Everyone who was old enough to be listening to music pre-CD has a collection of grooved vinyl records and magnetized tape cassettes stashed somewhere. Those records are not only great for the cover art; some of them have music that still sounds great. Now there has been a concerted effort to develop the hardware and software to allow you to convert that music from its current analog form to digital, and reorganize it on a CD or an MP3 player.
First, of course, you’re going to need a turntable and/or a cassette player. You’ll be using a computer to convert your old music to digital format, so a cable that connects the turntable or cassette player to the PC (or Mac) is also in order. Apparently cables that have the old audio jacks at one end and a UBS connector at the other are relatively common and can be found in electronic emporiums such as Radio Shack.
Your computer will need to have a sound card – sound cards have been standard issue for PCs for some time. You may also need to incorporate an amplifier of some sort into the mix, as the turntable or the cassette player alone may not generate enough sound. That shouldn’t be too difficult however – the amplifier that drives your current sound system still has “audio in” and “audio out” jacks, no matter when it was built.
The final element in the process is the appropriate software. While you can purchase software for this purpose, there is also freeware available: one example is an open source recording and editing program called Audacity, found at http://audacity.sourceforge.net/. Adobe has a program called Encore that is available for a 30 day free trial, and for Mac users there’s GarageBand, which is part of a Mac software package that is sold through retail outlets.
That’s the package. Once you’re in upload mode with your old school hardware, you’ll have to stop after each song in order to make it a discrete recording. There’s a fair amount of oversight to all this, especially if you’ve got a lot of records. It’s one tune at a time, unless you want to upload the entire album as a single MP3 file. So the sentiment that’s attached to those old tunes is going to come into play, as this can turn into a labor of love.

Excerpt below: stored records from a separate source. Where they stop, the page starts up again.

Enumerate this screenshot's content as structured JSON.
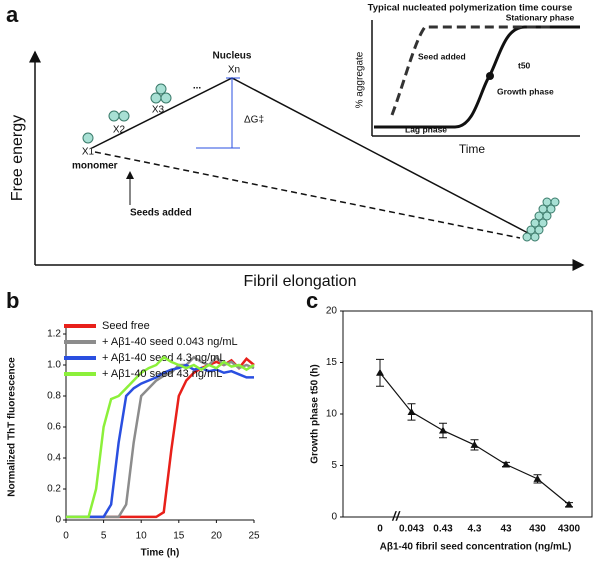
{
  "panel_labels": [
    "a",
    "b",
    "c"
  ],
  "diagram": {
    "y_label": "Free energy",
    "x_label": "Fibril elongation",
    "nucleus": "Nucleus",
    "xn": "Xn",
    "delta_g": "ΔG‡",
    "x1": "X1",
    "x2": "X2",
    "x3": "X3",
    "dots": "...",
    "monomer": "monomer",
    "seeds_added": "Seeds added",
    "inset": {
      "title": "Typical nucleated polymerization time course",
      "stationary": "Stationary phase",
      "seed_added": "Seed added",
      "t50": "t50",
      "growth": "Growth phase",
      "lag": "Lag phase",
      "x_label": "Time",
      "y_label": "% aggregate"
    }
  },
  "chart_data": [
    {
      "type": "line",
      "y_label": "Normalized ThT fluorescence",
      "x_label": "Time (h)",
      "x": [
        0,
        1,
        2,
        3,
        4,
        5,
        6,
        7,
        8,
        9,
        10,
        11,
        12,
        13,
        14,
        15,
        16,
        17,
        18,
        19,
        20,
        21,
        22,
        23,
        24,
        25
      ],
      "xlim": [
        0,
        25
      ],
      "xticks": [
        0,
        5,
        10,
        15,
        20,
        25
      ],
      "ylim": [
        0,
        1.2
      ],
      "yticks": [
        0,
        0.2,
        0.4,
        0.6,
        0.8,
        {
          "value": 1,
          "label": "1.0"
        },
        1.2
      ],
      "series": [
        {
          "name": "Seed free",
          "color": "#e8201a",
          "values": [
            0.02,
            0.02,
            0.02,
            0.02,
            0.02,
            0.02,
            0.02,
            0.02,
            0.02,
            0.02,
            0.02,
            0.02,
            0.02,
            0.05,
            0.45,
            0.8,
            0.9,
            0.95,
            0.98,
            1.0,
            1.02,
            1.0,
            1.03,
            0.98,
            1.04,
            1.0
          ]
        },
        {
          "name": "+ Aβ1-40 seed 0.043 ng/mL",
          "color": "#8c8c8c",
          "values": [
            0.02,
            0.02,
            0.02,
            0.02,
            0.02,
            0.02,
            0.02,
            0.02,
            0.1,
            0.5,
            0.8,
            0.85,
            0.9,
            0.93,
            0.95,
            1.0,
            1.0,
            1.05,
            1.02,
            1.0,
            1.05,
            1.0,
            1.02,
            0.98,
            1.0,
            0.98
          ]
        },
        {
          "name": "+ Aβ1-40 seed 4.3 ng/mL",
          "color": "#2a4fe0",
          "values": [
            0.02,
            0.02,
            0.02,
            0.02,
            0.02,
            0.02,
            0.1,
            0.5,
            0.8,
            0.85,
            0.88,
            0.9,
            0.92,
            0.95,
            0.97,
            0.98,
            1.0,
            0.97,
            0.98,
            0.96,
            0.97,
            0.95,
            0.96,
            0.94,
            0.92,
            0.92
          ]
        },
        {
          "name": "+ Aβ1-40 seed 43 ng/mL",
          "color": "#8cf03a",
          "values": [
            0.02,
            0.02,
            0.02,
            0.02,
            0.2,
            0.6,
            0.78,
            0.8,
            0.85,
            0.9,
            0.95,
            0.98,
            1.0,
            1.05,
            1.02,
            1.0,
            0.98,
            1.0,
            0.97,
            1.0,
            0.98,
            1.02,
            0.99,
            1.0,
            0.97,
            1.0
          ]
        }
      ]
    },
    {
      "type": "errorline",
      "y_label": "Growth phase t50 (h)",
      "x_label": "Aβ1-40 fibril seed concentration (ng/mL)",
      "categories": [
        "0",
        "0.043",
        "0.43",
        "4.3",
        "43",
        "430",
        "4300"
      ],
      "values": [
        14,
        10.2,
        8.4,
        7,
        5.1,
        3.7,
        1.2
      ],
      "errors": [
        1.3,
        0.8,
        0.7,
        0.5,
        0.2,
        0.4,
        0.2
      ],
      "ylim": [
        0,
        20
      ],
      "yticks": [
        0,
        5,
        10,
        15,
        20
      ],
      "color": "#111111"
    }
  ]
}
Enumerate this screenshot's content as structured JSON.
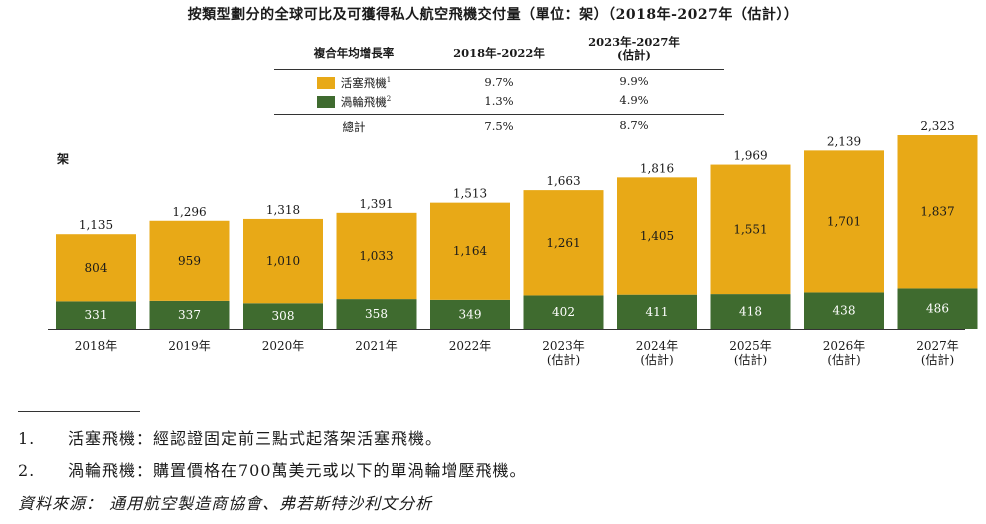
{
  "title": "按類型劃分的全球可比及可獲得私人航空飛機交付量（單位：架）（2018年-2027年（估計））",
  "cagr_table": {
    "header": {
      "label": "複合年均增長率",
      "period1": "2018年-2022年",
      "period2_line1": "2023年-2027年",
      "period2_line2": "(估計)"
    },
    "rows": [
      {
        "label": "活塞飛機",
        "sup": "1",
        "p1": "9.7%",
        "p2": "9.9%",
        "color": "#e8a917"
      },
      {
        "label": "渦輪飛機",
        "sup": "2",
        "p1": "1.3%",
        "p2": "4.9%",
        "color": "#3f6b2f"
      }
    ],
    "total": {
      "label": "總計",
      "p1": "7.5%",
      "p2": "8.7%"
    }
  },
  "unit_label": "架",
  "chart_data": {
    "type": "bar",
    "stacked": true,
    "categories": [
      "2018年",
      "2019年",
      "2020年",
      "2021年",
      "2022年",
      "2023年\n(估計)",
      "2024年\n(估計)",
      "2025年\n(估計)",
      "2026年\n(估計)",
      "2027年\n(估計)"
    ],
    "category_labels": [
      [
        "2018年"
      ],
      [
        "2019年"
      ],
      [
        "2020年"
      ],
      [
        "2021年"
      ],
      [
        "2022年"
      ],
      [
        "2023年",
        "(估計)"
      ],
      [
        "2024年",
        "(估計)"
      ],
      [
        "2025年",
        "(估計)"
      ],
      [
        "2026年",
        "(估計)"
      ],
      [
        "2027年",
        "(估計)"
      ]
    ],
    "series": [
      {
        "name": "渦輪飛機",
        "color": "#3f6b2f",
        "values": [
          331,
          337,
          308,
          358,
          349,
          402,
          411,
          418,
          438,
          486
        ]
      },
      {
        "name": "活塞飛機",
        "color": "#e8a917",
        "values": [
          804,
          959,
          1010,
          1033,
          1164,
          1261,
          1405,
          1551,
          1701,
          1837
        ]
      }
    ],
    "value_labels_bottom": [
      "331",
      "337",
      "308",
      "358",
      "349",
      "402",
      "411",
      "418",
      "438",
      "486"
    ],
    "value_labels_top": [
      "804",
      "959",
      "1,010",
      "1,033",
      "1,164",
      "1,261",
      "1,405",
      "1,551",
      "1,701",
      "1,837"
    ],
    "totals": [
      "1,135",
      "1,296",
      "1,318",
      "1,391",
      "1,513",
      "1,663",
      "1,816",
      "1,969",
      "2,139",
      "2,323"
    ],
    "ylim": [
      0,
      2323
    ],
    "ylabel": "架"
  },
  "notes": [
    {
      "num": "1.",
      "text": "活塞飛機：經認證固定前三點式起落架活塞飛機。"
    },
    {
      "num": "2.",
      "text": "渦輪飛機：購置價格在700萬美元或以下的單渦輪增壓飛機。"
    }
  ],
  "source": "資料來源： 通用航空製造商協會、弗若斯特沙利文分析"
}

There’s a streamlining tool on the market from Audio Technica which is a turntable with all the right cabling, amplification and software. A similar product can be found at www.firebox.com which is called a USB Turntable. The cost on these conversion spinners is $100 – $130 dollars.
There are also some online services available that will make the conversion for you – but most of them appear to be pricey. One service, http://avconvert.com/audio/price_list_cassette.html, will not only convert your LP or cassette tape but will remove any audio flaws and reproduce the cover art as well. You send them the recording and they do the rest – but the prices are twenty dollars or more, depending on the medium and the level of service you desire.